Lelang dan Pengadaan Barang/Jasa: Sengketa Tata Usaha Negara Yang Pelik (Bagian Kedua)



Pengadaan Barang/Jasa sebagai Sengketa Administrasi
Disahkannya Undang-undang Nomor 30 Tahun 2014, secara langsung juga memperluas kewenangan Peradilan Tata Usaha Negara dalam konteks memeriksa, memutus dan menyelesaikan sengketa tata usaha negara, sebab yang menjadi kewenangannya, tak lagi hanya sebatas diterbitkannya Keputusan Tata Usaha Negara berdasarkan ketentuan Pasal 1 angka 9 Undang-undang Nomor 51 Tahun 2009, akan tetapi juga termasuk di dalamnya adalah[1]:

  1. penetapan tertulis yang juga mencakup tindakan faktual; 
  2. Keputusan Badan dan/atau Pejabat Tata Usaha Negara di lingkungan eksekutif, legislatif, yudikatif, dan penyelenggara negara lainnya; 
  3. berdasarkan ketentuan perundang-undangan dan AUPB; 
  4. bersifat final dalam arti lebih luas; 
  5. Keputusan yang berpotensi menimbulkan akibat hukum; dan/atau 
  6. Keputusan yang berlaku bagi Warga Masyarakat.
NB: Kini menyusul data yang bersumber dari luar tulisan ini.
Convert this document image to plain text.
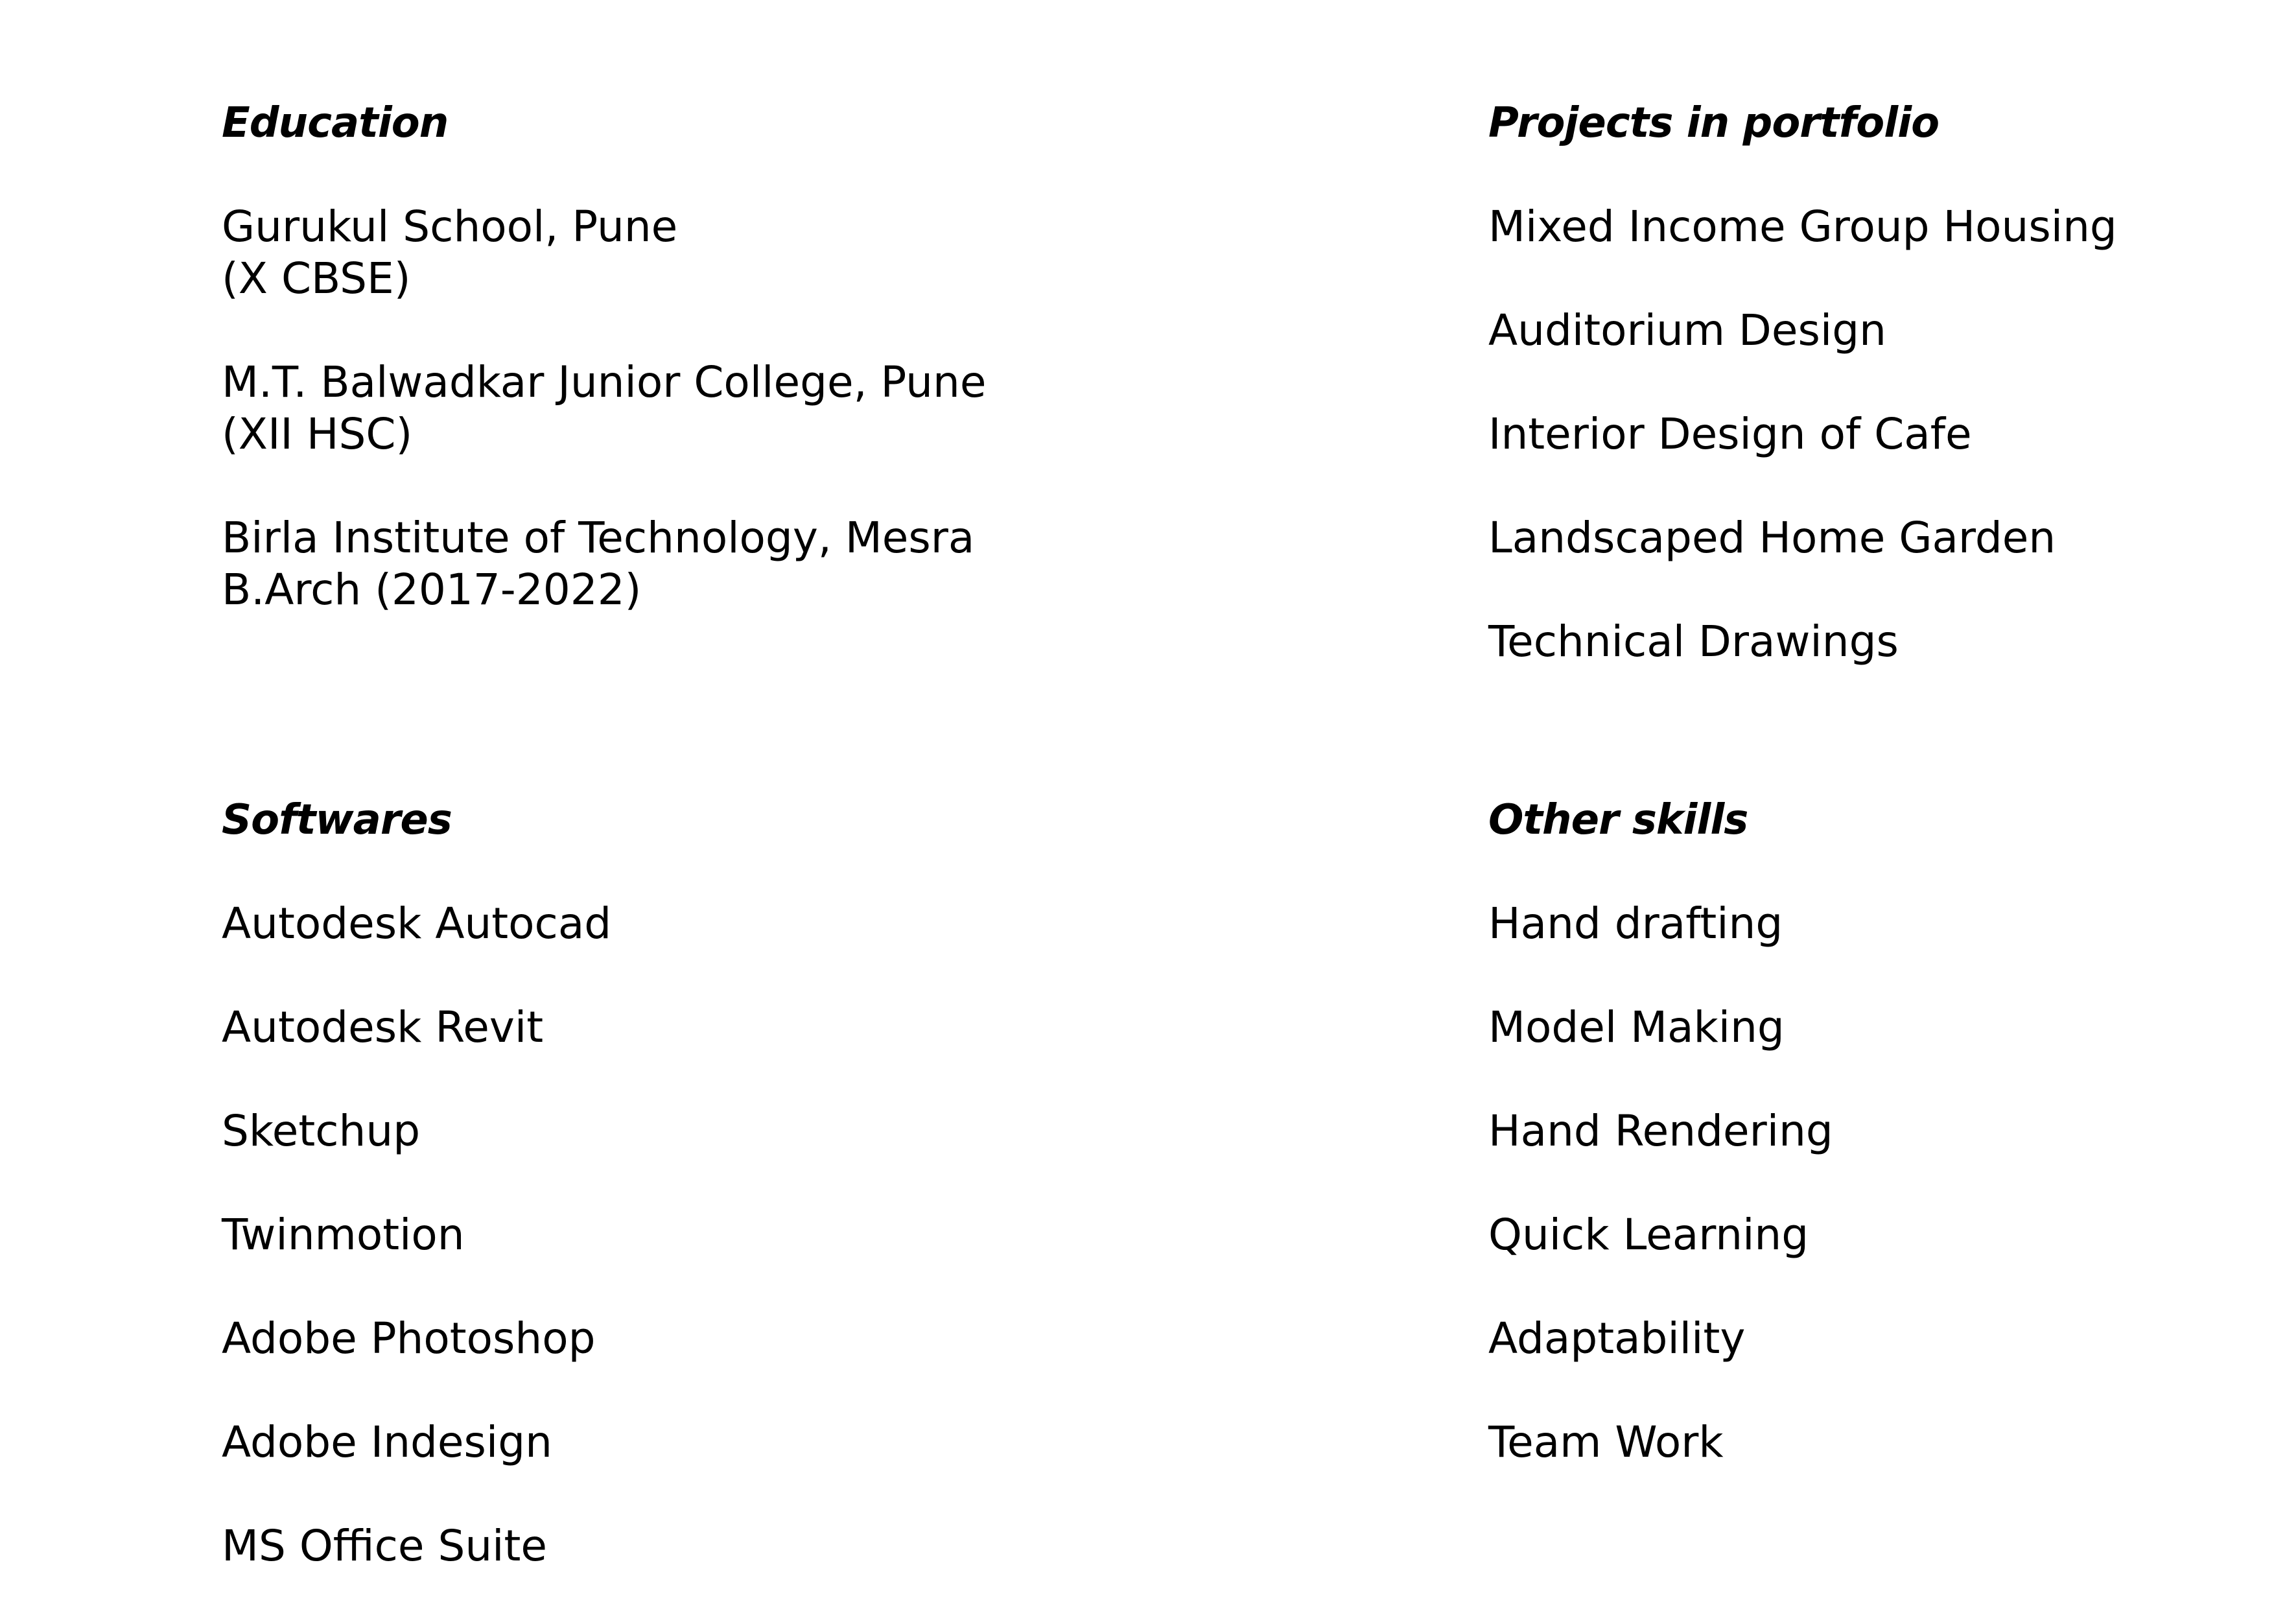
Education
Gurukul School, Pune
(X CBSE)
M.T. Balwadkar Junior College, Pune
(XII HSC)
Birla Institute of Technology, Mesra
B.Arch (2017-2022)
Projects in portfolio
Mixed Income Group Housing
Auditorium Design
Interior Design of Cafe
Landscaped Home Garden
Technical Drawings
Softwares
Autodesk Autocad
Autodesk Revit
Sketchup
Twinmotion
Adobe Photoshop
Adobe Indesign
MS Office Suite
Other skills
Hand drafting
Model Making
Hand Rendering
Quick Learning
Adaptability
Team Work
Berdasarkan fakta adanya perluasan kewenangan tersebut, tentu juga berimbas pada persoalan pengadaan barang dan/jasa, dalam konteks apakah produk (keputusan maupun tindakan) yang dihasilkan oleh badan/pejabat pemerintah yang terlibat dalam pengadaan barang/jasa, dapat diuji dan diadili keabsahannya di Peradilan Tata Usaha Negara ataukah tidak.


Dari paparan dan argumentasi di atas, penulis berpendapat bahwa secara kasuistis persoalan lelang tidak menjadi kewenangan Peradilan Tata Usaha Negara untuk memeriksa, memutus dan menyelesaikannya. Sehingga bahasan selanjutnya akan membatasi kajian, hanya terhadap Pengadaan Barang/Jasa saja.
Keberadaan beberapa nomenklatur Badan/Jabatan Pemerintahan yang terlibat dalam proses Pengadaan Barang/Jasa sebagaimana termaktub dalam Pasal 1 angka 5, 6, 7, 8, 9, 10, dan angka 11 Peraturan Presiden Nomor 70 Tahun 2012 tersebut di atas, merupakan paramater awal adanya kaidah Hukum Administrasi Negara yang diimplementasikan di dalamnya.

Tentunya secara logika hukum, keberadaan Badan/Jabatan Pemerintahan paralel dengan keberadaan keputusan tata usaha negara dalam melaksanakan urusan pemerintahan, termasuk diantaranya administrasi pengadaan barang/jasa. Namun, karena Undang-undang tentang Peradilan Tata Usaha Negara membatasi kewenangannya hanya pada Keputusan Tata Usaha Negara berdasarkan Pasal 1 angka 9 Undang-undang Nomor 51 Tahun 2009, yang direduksi dengan ketentuan Pasal 2 maupun Pasal 48 jo. Pasal 49 Undang-undang Nomor 5 Tahun 1986, maka kriteria Keputusan Badan/Pejabat yang dapat digugat maupun Badan/Jabatan Pejabat Tata Usaha Negara dalam hal Pengadaan Barang/Jasa, yang dijadikan Tergugat pun harus limitatif dan spesifik.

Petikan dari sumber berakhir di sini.